A 19 anni scoprii l’ambito della seduzione perché avevo difficoltà a relazionarmi con l’altro sesso. Era un periodo difficile, non trovavo entusiasmo nella vita e mi ero rivolto agli psicologi. A un certo punto, un mio amico mi ha disse che avrei dovuto reagire, cercare una soluzione, dopo l’ennesimo 2 di picche. Passavo le giornate chiuso in camera a leggere e ricordo che lessi una frase che diceva che cambiando noi stessi anche il risultato che si ottiene può cambiare. Questo mi fece capire che avrei dovuto reagire. Inizialmente facevo questo lavoro part-time, poi mi ci sono dedicato a tempo pieno.
Cosa significa per te “seduzione”?
Il termine, per come lo insegno io e il mio team, significa “condurre a sé”. È una questione di mentalità, di approccio e di comunicazione con gli altri. “Seduzione” viene intesa in tutti gli ambiti della vita: nel contesto lavorativo, amicale, con i genitori. Ha un significato molto più aulico di quello che si crede. Non esiste “quello giusto” o “quella giusta”: questo ideale è solo dettato da percezioni, ma la mente cambia le proprie necessità e percezioni giorno dopo giorno (ecco perché i rapporti finiscono, unitamente al pensiero che si possa trovare sempre di meglio).
L’arte di Enrico Mele
Quando questo lavoro ha iniziato a essere un business?
Nel 2014 ho avuto la possibilità di collaborare a Londra con un’azienda che faceva questo mestiere, mentre nel 2015 è nata “IN Attraction“, la mia scuola di seduzione che si rivolge sia a uomini che a donne. La sede è a Torino, ma io mi sposto portando il mio progetto per il mondo. Oltre all’italiano, infatti, il mio sito sarà presto disponibile anche in spagnolo e in inglese.

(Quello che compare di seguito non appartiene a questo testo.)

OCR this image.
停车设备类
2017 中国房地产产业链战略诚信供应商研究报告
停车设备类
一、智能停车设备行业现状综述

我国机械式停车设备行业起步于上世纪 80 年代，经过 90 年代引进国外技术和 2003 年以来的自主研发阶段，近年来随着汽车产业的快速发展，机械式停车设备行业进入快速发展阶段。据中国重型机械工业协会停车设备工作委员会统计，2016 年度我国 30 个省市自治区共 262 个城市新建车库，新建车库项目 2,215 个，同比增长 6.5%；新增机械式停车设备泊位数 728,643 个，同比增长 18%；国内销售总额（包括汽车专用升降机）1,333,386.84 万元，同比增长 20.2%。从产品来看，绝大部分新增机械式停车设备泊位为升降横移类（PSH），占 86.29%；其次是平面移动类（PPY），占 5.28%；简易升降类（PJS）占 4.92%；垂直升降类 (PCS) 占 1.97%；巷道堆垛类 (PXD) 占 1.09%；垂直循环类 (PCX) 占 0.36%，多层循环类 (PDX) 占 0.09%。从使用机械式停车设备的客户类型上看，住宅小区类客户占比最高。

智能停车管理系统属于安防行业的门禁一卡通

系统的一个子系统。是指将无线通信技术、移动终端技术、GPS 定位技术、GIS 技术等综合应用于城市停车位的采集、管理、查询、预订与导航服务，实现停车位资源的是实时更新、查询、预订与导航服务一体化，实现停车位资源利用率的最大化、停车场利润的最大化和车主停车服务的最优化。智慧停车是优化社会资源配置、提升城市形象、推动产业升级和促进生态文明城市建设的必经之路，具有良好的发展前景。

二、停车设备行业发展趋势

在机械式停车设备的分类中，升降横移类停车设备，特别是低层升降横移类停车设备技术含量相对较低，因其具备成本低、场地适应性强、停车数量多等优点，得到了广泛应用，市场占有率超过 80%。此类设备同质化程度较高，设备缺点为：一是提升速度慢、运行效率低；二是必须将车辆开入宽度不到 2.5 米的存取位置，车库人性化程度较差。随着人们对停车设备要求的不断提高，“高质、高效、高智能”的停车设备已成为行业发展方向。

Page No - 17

In che cosa consiste il tuo lavoro?
Alle volte facciamo dei corsi, altre seminari, altre corsi-eventi di gruppo anche all’estero. I seminari sono i più affollati, non si fa pratica, mentre nei corsi individuali o di gruppo si, per rimuovere eventuali traumi e limiti verso una seduzione aulica.

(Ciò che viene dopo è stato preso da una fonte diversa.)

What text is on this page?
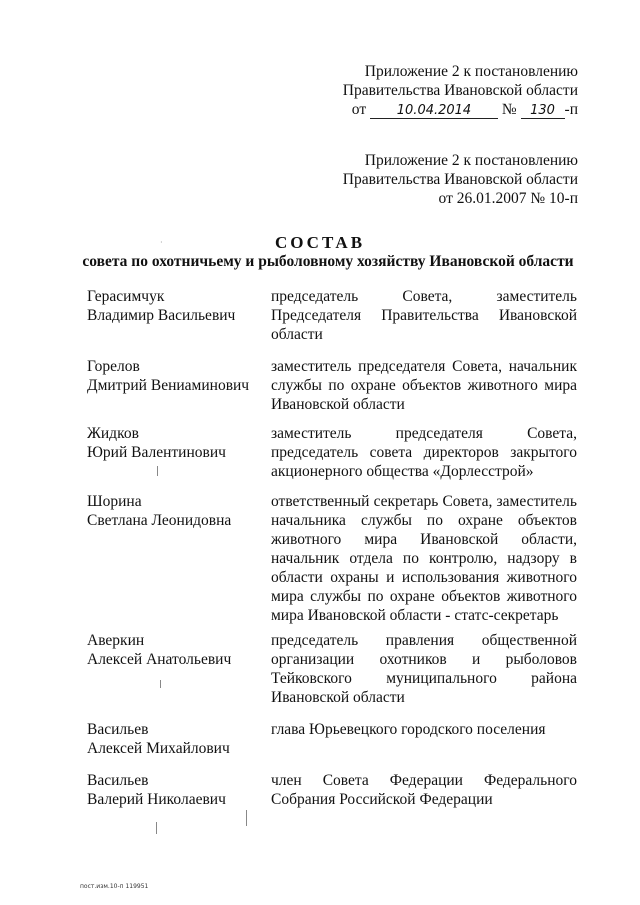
Приложение 2 к постановлению
Правительства Ивановской области
от 10.04.2014 № 130 -п
Приложение 2 к постановлению
Правительства Ивановской области
от 26.01.2007 № 10-п
СОСТАВ
совета по охотничьему и рыболовному хозяйству Ивановской области
Герасимчук
Владимир Васильевич
председатель Совета, заместитель
Председателя Правительства Ивановской
области
Горелов
Дмитрий Вениаминович
заместитель председателя Совета, начальник
службы по охране объектов животного мира
Ивановской области
Жидков
Юрий Валентинович
заместитель председателя Совета,
председатель совета директоров закрытого
акционерного общества «Дорлесстрой»
Шорина
Светлана Леонидовна
ответственный секретарь Совета, заместитель
начальника службы по охране объектов
животного мира Ивановской области,
начальник отдела по контролю, надзору в
области охраны и использования животного
мира службы по охране объектов животного
мира Ивановской области - статс-секретарь
Аверкин
Алексей Анатольевич
председатель правления общественной
организации охотников и рыболовов
Тейковского муниципального района
Ивановской области
Васильев
Алексей Михайлович
глава Юрьевецкого городского поселения
Васильев
Валерий Николаевич
член Совета Федерации Федерального
Собрания Российской Федерации
·
пост.изм.10-п 119951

Quali sono le città più attente a questi corsi?
Mi sono trovato molto bene a Barcellona, a Monaco, Istanbul, Berlino, Zurigo, soprattutto a Roma, dove c’è tanta voglia di entrare in contatto con le persone e anche molta positività, ma anche a Manchester e a Londra.
Quale è il tuo target di riferimento?
Da me vengono persone di fasce di età diverse che vanno dai 18 ai 75 anni, di tutti i tipi di orientamento. Spesso sono uomini eterosessuali o donne dai 25 ai 50/55 anni che hanno problemi a relazionarsi con gli uomini oppure hanno in mente qualcuno ma non lo riescono a conquistare. Ci sono, poi, anche casi delicati di persone che soffrono di depressione. Da quest’anno collaboriamo anche con l’istituto di Psicologia a Torino. A differenze delle donne, che cercano più la qualità in un uomo, gli uomini puntano di più sulla quantità. Per meglio dire: a differenza del genere femminile che, comunque, ha sempre intorno qualcuno che ci prova, l’uomo si deve mettere più in gioco, spesso viene svirilizzato, mentre la donna ha paura del rifiuto. Nei miei corsi si lavora, quindi, sull’ansia da approccio. Spesso mostrare agli altri il proprio lato umano è ciò che serve.
Quali consigli daresti a chi sta leggendo e magari si rispecchia in uno di questi casi?
Da parte delle donne verso l’uomo direi di non partire prevenute: se l’approccio non è perfetto si può anche attendere con un po’ di pazienza. Per quanto riguarda gli uomini, spesso sconsiglio di fare gli “intrattenitori”, non serve ridicolizzarsi e far ridere continuamente. Essere se stessi, calibrandosi e adattandosi alle diverse situazioni è sicuramente la soluzione migliore. Infine, investire su se stessi. Se si investisse di più nelle relazioni interpersonali ci sarebbe più rispetto verso tutti, e le persone avrebbero più consapevolezza. Esiste il miglior compromesso, la soluzione più appagante, ovvero il meno peggio in un determinato momento della propria vita, quindi bisogna abbassare le pretese, oppure si rimane soli ed eterni insoddisfatti. E se si avanzano delle pretese bisogna sempre chiedersi quanto vale effettivamente quello che noi stessi offriamo in una relazione.
Infine, che ruolo gioca il mondo dei social nelle relazioni?
In tanti casi di persone che ho conosciuto, il mondo social è una trappola perché alcuni lo vedono come un tentativo di colmare le proprie insicurezze con le immagini, senza rendersi conto che siamo, appunto, su un piano che spesso non è fatto di contenuti, ma in una gara a chi ottiene più like. Il social è un mezzo, ma non può essere la vita.